Bug 64497 - jni.SSL.getSessionId returns null
Summary: jni.SSL.getSessionId returns null
Status: RESOLVED FIXED
Alias: None
Product: Tomcat Native
Classification: Unclassified
Component: Library (show other bugs)
Version: 1.2.23
Hardware: PC Linux
: P2 normal (vote)
Target Milestone: ---
Assignee: Tomcat Developers Mailing List
URL:
Keywords:
Depends on:
Blocks:
 
Reported: 2020-06-04 12:19 UTC by Remy Maucherat
Modified: 2020-08-20 08:24 UTC (History)
0 users



Attachments

Note You need to log in before you can comment on or make changes to this bug.
Description Remy Maucherat 2020-06-04 12:19:38 UTC
This can be reproduced using the following Tomcat test and OpenSSL using the build.properties:
test.entry=org.apache.catalina.valves.rewrite.TestResolverSSL
test.sslImplementation=org.apache.tomcat.util.net.openssl.OpenSSLImplementation

In the log, "[SSL_SESSION_ID] null", while many other fields work fine. jni.SSL.getSessionId simply returns null, so no SSL session id.
With JSSE, the SSL session id is there.
Comment 1 Mark Thomas 2020-08-19 22:38:42 UTC
The root cause of this behaviour is the session caching is hard-coded to disabled in sslcontext.c

That is a different default to OpenSSL. Some svn archaeology is called for to figure out why this was chosen as the default.
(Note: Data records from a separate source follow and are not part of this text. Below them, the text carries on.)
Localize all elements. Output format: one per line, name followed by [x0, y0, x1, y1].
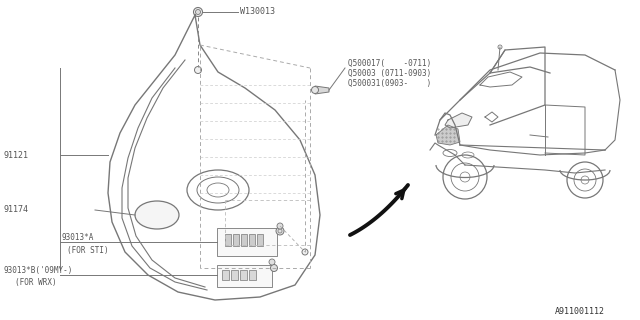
Polygon shape — [436, 125, 460, 145]
Ellipse shape — [135, 201, 179, 229]
FancyBboxPatch shape — [231, 270, 238, 280]
Text: Q500031(0903-    ): Q500031(0903- ) — [348, 78, 431, 87]
Text: (FOR WRX): (FOR WRX) — [15, 278, 56, 287]
Circle shape — [312, 86, 319, 93]
Text: W130013: W130013 — [240, 7, 275, 17]
Polygon shape — [315, 86, 329, 94]
Circle shape — [269, 259, 275, 265]
Circle shape — [277, 223, 283, 229]
Text: 93013*A: 93013*A — [62, 234, 94, 243]
Text: (FOR STI): (FOR STI) — [67, 245, 109, 254]
FancyBboxPatch shape — [241, 234, 247, 246]
Circle shape — [271, 265, 278, 271]
Text: A911001112: A911001112 — [555, 308, 605, 316]
Polygon shape — [445, 113, 472, 128]
FancyBboxPatch shape — [249, 270, 256, 280]
Text: Q50003 (0711-0903): Q50003 (0711-0903) — [348, 68, 431, 77]
FancyBboxPatch shape — [217, 228, 277, 256]
FancyBboxPatch shape — [233, 234, 239, 246]
Circle shape — [195, 10, 200, 14]
FancyBboxPatch shape — [225, 234, 231, 246]
Circle shape — [193, 7, 202, 17]
FancyBboxPatch shape — [240, 270, 247, 280]
Circle shape — [276, 227, 284, 235]
Text: 91174: 91174 — [4, 205, 29, 214]
Circle shape — [195, 67, 202, 74]
FancyBboxPatch shape — [249, 234, 255, 246]
Text: 93013*B('09MY-): 93013*B('09MY-) — [4, 267, 74, 276]
FancyBboxPatch shape — [222, 270, 229, 280]
Text: 91121: 91121 — [4, 150, 29, 159]
Text: Q500017(    -0711): Q500017( -0711) — [348, 59, 431, 68]
FancyBboxPatch shape — [217, 265, 272, 287]
FancyBboxPatch shape — [257, 234, 263, 246]
Circle shape — [302, 249, 308, 255]
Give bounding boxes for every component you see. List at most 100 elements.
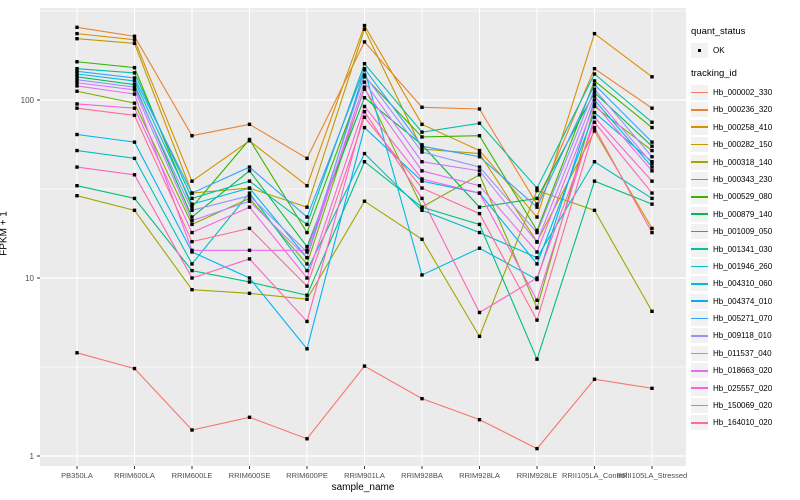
x-tick-label: RRIM928LE [517,471,558,480]
line-key-icon [691,171,708,187]
data-point [477,334,482,339]
data-point [247,276,252,280]
line-key-icon [691,241,708,257]
data-point [132,85,137,89]
data-point [477,246,482,250]
data-point [190,191,194,195]
legend-item-label: Hb_001009_050 [713,227,773,237]
legend-item-label: Hb_000879_140 [713,209,773,219]
data-point [132,34,137,38]
data-point [535,196,539,201]
data-point [75,184,79,188]
data-point [650,230,654,235]
data-point [75,193,79,198]
legend-item-Hb_000318_140: Hb_000318_140 [691,154,799,170]
data-point [75,66,79,71]
data-point [247,179,252,183]
data-point [420,122,424,127]
data-point [535,298,539,302]
data-point [190,248,194,253]
data-point [247,415,252,419]
line-key-icon [691,363,708,379]
data-point [190,205,194,209]
data-point [132,71,137,75]
data-point [535,276,539,280]
data-point [535,357,539,361]
data-point [477,222,482,227]
data-point [420,135,424,139]
data-point [362,109,367,114]
line-key-icon [691,380,708,396]
line-key-icon [691,345,708,361]
data-point [190,208,194,213]
data-point [477,155,482,159]
legend-item-label: Hb_000236_320 [713,105,773,115]
data-point [650,144,654,148]
data-point [362,160,367,164]
data-point [190,428,194,432]
legend-item-Hb_000879_140: Hb_000879_140 [691,206,799,222]
y-axis-title: FPKM + 1 [0,211,10,256]
data-point [477,148,482,153]
data-point [190,268,194,273]
x-tick-label: RRIM600LE [172,471,213,480]
data-point [305,230,309,235]
data-point [75,72,79,76]
line-key-icon [691,415,708,431]
data-point [190,218,194,223]
data-point [305,293,309,297]
data-point [592,90,597,95]
legend-item-label: Hb_018663_020 [713,366,773,376]
data-point [247,165,252,169]
legend-item-label: Hb_025557_020 [713,383,773,393]
data-point [190,215,194,219]
data-point [75,36,79,41]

As a minimum, we need to expose the session cache mode and session cache size to the TLS connector. That is mostly going to be Tomcat code but I'll track it here for now.
Comment 2 Mark Thomas 2020-08-20 08:15:24 UTC
Turns out setting the session cache size was exposed and setting that automatically sets the mode correctly. The session ID is now available to the rewrite valve.

I still want to check on why the tomcat-native default is to disable this.
Comment 3 Mark Thomas 2020-08-20 08:24:18 UTC
It was part of the big patch from netty ~5 years ago. It isn't mentioned explicitly so I am guessing session caching was disabled by default because it isn't needed when RFC 5077 session tickets are available.